St. Paul, Minn. — The chair of Senate Health and Family Security Committee says she intended to hold a hearing on the bill Tuesday night, but the bill's two author's had other ideas.

Sen. Jim Vickerman, DFL-Tracy, says he wants the full Senate to consider the bill as he wrote it. He says the only way that will happen is to bypass the Senate committee and take the bill up on the Senate floor when it comes over from the House.

"I want it to get the Senate floor as the MCCL bill. We're not going take a bill in, have it stripped to nothing and go through three hours of agony. I won't do it. I'm not going to do it," he said.

MCCL is Minnesota Citizens Concerned For Life, the state's largest anti-abortion group.

The bill will be heard on the Senate floor as a result of a parliamentary move by the Minnesota House. The House attached the abortion language to a bill that would allow circuses during state fair time. The Senate can either adopt the bill or send it to conference committee. They can't amend it.

The bill's supporters say the parliamentary trick was necessary.
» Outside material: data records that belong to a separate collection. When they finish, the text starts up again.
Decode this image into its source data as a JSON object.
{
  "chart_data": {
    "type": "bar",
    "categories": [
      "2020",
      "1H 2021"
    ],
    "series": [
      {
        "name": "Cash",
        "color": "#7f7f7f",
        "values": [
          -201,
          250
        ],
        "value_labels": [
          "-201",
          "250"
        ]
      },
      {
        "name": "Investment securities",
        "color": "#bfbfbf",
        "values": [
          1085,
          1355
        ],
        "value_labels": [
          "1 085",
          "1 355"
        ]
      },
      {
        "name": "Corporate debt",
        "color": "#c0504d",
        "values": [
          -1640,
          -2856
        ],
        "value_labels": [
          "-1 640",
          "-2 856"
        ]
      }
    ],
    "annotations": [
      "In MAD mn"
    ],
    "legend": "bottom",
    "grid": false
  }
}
"This is the only way that we can get it to the floor," said the MCCL's Marice Rosenberg, who says a majority of the Senate supports the bill in its current form. But she says her organization was worried that DFL Senate Majority Leader John Hottinger and other supporters of legalized abortion would defeat or change the bill in committee.

"We thought we were being reasonable this year by saying we're going to pass a single bill. But basically what happened is Hottinger decided that that isn't the way he wanted it to be. So he was going to stall everything up in the Senate by making sure that the committees are stacked against us," she said.

Sen. Becky Lourey, DFL-Kerrick opposes the bill. Nevertheless she believes it was inevitable that the bill would become law this year. Lourey, who chairs the Senate Health and Family Security Committee, says opponents of legalized abortion are doing the state a disservice by not letting the bill be heard in her committee.

"They have found a way to not have any honest debate and not receive any reasonable amendments and just have it one way," she said.

Lourey says she would have liked to make some changes to the bill. For example, it requires abortion providers to tell women seeking an abortion about the possible link between the procedure and breast cancer. The American Cancer Society, the Minnesota Breast Cancer Coalition and the National Cancer Institute say there's no cause and effect relationship between the two.

Lourey says she's also concerned that women who have been raped would also have to look at pictures showing the different stages of pregnancy.

"It's not a choice of information it's a state dogma that has to be delivered regardless of the reason that has brought the woman to the clinic," Lourey said. Other critics say the bill is different than legislation that was vetoed twice by Gov. Ventura.

Officials representing an organization that advocates on behalf of infertile couples say they have concerns that the bill changes the definition of when life begins from conception to fertilization.

Amy Hill, with Resolve Minnesota, says the shift would create a new legal status for an embryo. Hill says she fears the bill would not allow infertile couples to decide if they want to donate, destroy or preserve any unused embryos.

"It's a whole new term and this could nullify the stated intentions and contracts that infertile couples have made with their providers, the people who are storing ewmbryos. It has great potential to diminish their rights," Hill said.

If the full Senate passes the bill it will go directly to Gov. Pawlenty. He says he intends to sign it.